Software & Data Management
The AMW operates as an analog-controlled instrument and does not include embedded firmware or digital communication interfaces (e.g., USB, Ethernet, or GPIB). This design prioritizes signal integrity, EMI immunity, and deterministic latency—critical for real-time feedback loops in electro-optic modulators or particle beam steering systems. Users integrate the amplifier via standard ±10 V analog inputs from external DAQ systems (e.g., National Instruments PXI, Keysight M9000 series, or custom FPGA-based controllers). Voltage and current monitor outputs provide real-time analog telemetry for synchronization with oscilloscopes, lock-in amplifiers, or time-resolved spectroscopy platforms. For traceable calibration records, users may log monitor signals alongside reference multimeter readings in accordance with ISO/IEC 17025 clause 6.6 (Measurement Traceability) and ASTM E2586-23 (Standard Guide for Statistical Analysis).
Applications
- Electrostatic beam deflection and focusing in electron/ion optics and accelerator test benches
- Bias voltage supply for time-of-flight (TOF) and quadrupole mass spectrometers
- Polarization control in ferroelectric and piezoelectric thin-film characterization (e.g., PUND, butterfly loop, and switching spectroscopy)
- High-voltage excitation for dielectric barrier discharge (DBD) reactors and atmospheric plasma jets
- Electrophoretic force calibration in optical tweezers and atomic force microscopy (AFM) electrostatic actuators
- Active electrode biasing in electro-optic modulators (LiNbO3, KTP) and spatial light modulators (SLMs)
- Current-rheological (ER) and magneto-rheological (MR) fluid actuation under closed-loop PID control
- Material breakdown strength testing and partial discharge inception voltage (PDIV) mapping
FAQ
Is the AMW amplifier compatible with mass spectrometer OEM interfaces?
Yes—the AMW accepts standard ±10 V analog control signals and provides isolated monitor outputs, enabling direct integration with vendor-specific HV bias modules in Thermo Fisher, Waters, Agilent, and Shimadzu MS platforms.
Does the unit support AC waveform generation?
It operates in AC-coupled mode with input frequencies up to 20 kHz (small-signal) and can reproduce arbitrary waveforms provided by external function generators or arbitrary waveform generators (AWGs).
What safety certifications does the AMW hold?
The amplifier complies with IEC 61010-1:2010 for laboratory equipment, including reinforced insulation, double insulation marking, and overcurrent/short-circuit protection per clause 6.5.2.

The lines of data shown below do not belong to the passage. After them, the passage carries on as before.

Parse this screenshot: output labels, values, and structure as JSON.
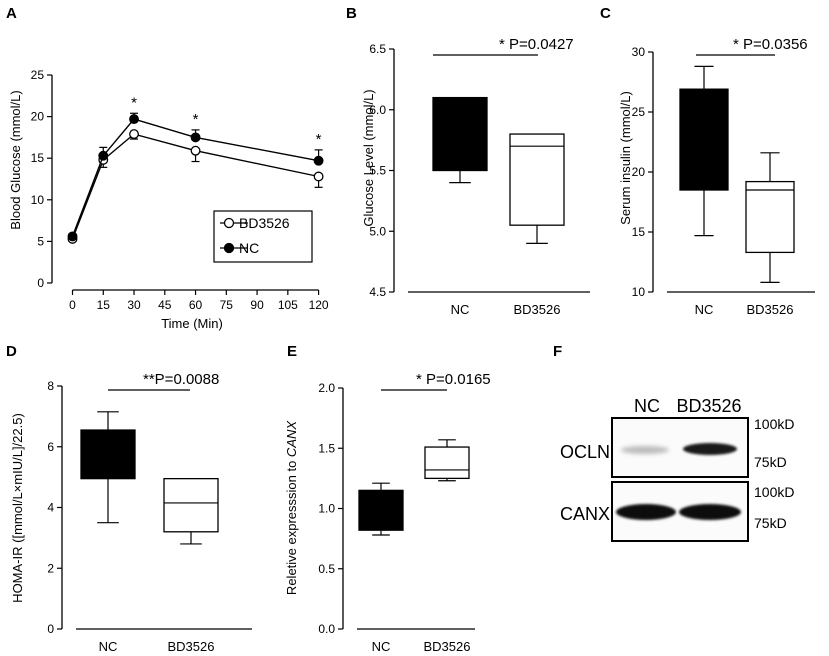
{
  "panel_letters": [
    "A",
    "B",
    "C",
    "D",
    "E",
    "F"
  ],
  "chart_data": [
    {
      "panel": "A",
      "type": "line",
      "xlabel": "Time (Min)",
      "ylabel": "Blood Glucose (mmol/L)",
      "x": [
        0,
        15,
        30,
        60,
        120
      ],
      "xticks": [
        "0",
        "15",
        "30",
        "45",
        "60",
        "75",
        "90",
        "105",
        "120"
      ],
      "xtick_values": [
        0,
        15,
        30,
        45,
        60,
        75,
        90,
        105,
        120
      ],
      "xlim": [
        -10,
        128
      ],
      "ylim": [
        0,
        25
      ],
      "yticks": [
        "0",
        "5",
        "10",
        "15",
        "20",
        "25"
      ],
      "ytick_values": [
        0,
        5,
        10,
        15,
        20,
        25
      ],
      "series": [
        {
          "name": "BD3526",
          "marker": "open-circle",
          "values": [
            5.3,
            14.8,
            17.9,
            15.9,
            12.8
          ],
          "err": [
            0.3,
            0.9,
            0.6,
            1.3,
            1.3
          ]
        },
        {
          "name": "NC",
          "marker": "filled-circle",
          "values": [
            5.6,
            15.3,
            19.7,
            17.5,
            14.7
          ],
          "err": [
            0.3,
            1.0,
            0.7,
            0.9,
            1.3
          ]
        }
      ],
      "significance": [
        {
          "x": 30,
          "label": "*"
        },
        {
          "x": 60,
          "label": "*"
        },
        {
          "x": 120,
          "label": "*"
        }
      ],
      "legend": [
        "BD3526",
        "NC"
      ]
    },
    {
      "panel": "B",
      "type": "box",
      "ylabel": "Glucose Level (mmol/L)",
      "categories": [
        "NC",
        "BD3526"
      ],
      "ylim": [
        4.5,
        6.5
      ],
      "yticks": [
        "4.5",
        "5.0",
        "5.5",
        "6.0",
        "6.5"
      ],
      "ytick_values": [
        4.5,
        5.0,
        5.5,
        6.0,
        6.5
      ],
      "boxes": [
        {
          "min": 5.4,
          "q1": 5.5,
          "median": 6.1,
          "q3": 6.1,
          "max": 6.1,
          "fill": "#000000"
        },
        {
          "min": 4.9,
          "q1": 5.05,
          "median": 5.7,
          "q3": 5.8,
          "max": 5.8,
          "fill": "#ffffff"
        }
      ],
      "pvalue": "* P=0.0427"
    },
    {
      "panel": "C",
      "type": "box",
      "ylabel": "Serum insulin (mmol/L)",
      "categories": [
        "NC",
        "BD3526"
      ],
      "ylim": [
        10,
        30
      ],
      "yticks": [
        "10",
        "15",
        "20",
        "25",
        "30"
      ],
      "ytick_values": [
        10,
        15,
        20,
        25,
        30
      ],
      "boxes": [
        {
          "min": 14.7,
          "q1": 18.5,
          "median": 26.9,
          "q3": 26.9,
          "max": 28.8,
          "fill": "#000000"
        },
        {
          "min": 10.8,
          "q1": 13.3,
          "median": 18.5,
          "q3": 19.2,
          "max": 21.6,
          "fill": "#ffffff"
        }
      ],
      "pvalue": "*  P=0.0356"
    },
    {
      "panel": "D",
      "type": "box",
      "ylabel": "HOMA-IR ([mmol/L×mIU/L]/22.5)",
      "categories": [
        "NC",
        "BD3526"
      ],
      "ylim": [
        0,
        8
      ],
      "yticks": [
        "0",
        "2",
        "4",
        "6",
        "8"
      ],
      "ytick_values": [
        0,
        2,
        4,
        6,
        8
      ],
      "boxes": [
        {
          "min": 3.5,
          "q1": 4.95,
          "median": 6.55,
          "q3": 6.55,
          "max": 7.15,
          "fill": "#000000"
        },
        {
          "min": 2.8,
          "q1": 3.2,
          "median": 4.15,
          "q3": 4.95,
          "max": 4.95,
          "fill": "#ffffff"
        }
      ],
      "pvalue": "**P=0.0088"
    },
    {
      "panel": "E",
      "type": "box",
      "ylabel_prefix": "Reletive expresssion to ",
      "ylabel_gene": "CANX",
      "categories": [
        "NC",
        "BD3526"
      ],
      "ylim": [
        0,
        2.0
      ],
      "yticks": [
        "0.0",
        "0.5",
        "1.0",
        "1.5",
        "2.0"
      ],
      "ytick_values": [
        0,
        0.5,
        1.0,
        1.5,
        2.0
      ],
      "boxes": [
        {
          "min": 0.78,
          "q1": 0.82,
          "median": 1.15,
          "q3": 1.15,
          "max": 1.21,
          "fill": "#000000"
        },
        {
          "min": 1.23,
          "q1": 1.25,
          "median": 1.32,
          "q3": 1.51,
          "max": 1.57,
          "fill": "#ffffff"
        }
      ],
      "pvalue": "* P=0.0165"
    }
  ],
  "blot": {
    "panel": "F",
    "lanes": [
      "NC",
      "BD3526"
    ],
    "rows": [
      {
        "label": "OCLN",
        "markers": [
          "100kD",
          "75kD"
        ],
        "band_intensity": [
          0.25,
          0.9
        ]
      },
      {
        "label": "CANX",
        "markers": [
          "100kD",
          "75kD"
        ],
        "band_intensity": [
          0.95,
          0.95
        ]
      }
    ]
  }
}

Can it drive highly capacitive loads such as piezoelectric stacks?
Yes—its four-quadrant output architecture actively sinks current during voltage transitions, preventing voltage overshoot and enabling stable operation with capacitances exceeding 100 nF.
Is remote monitoring of output parameters possible?
Voltage and current monitor outputs are provided as calibrated analog signals (BNC), allowing connection to SCADA systems, PLCs, or data loggers for continuous health monitoring and preventive maintenance logging.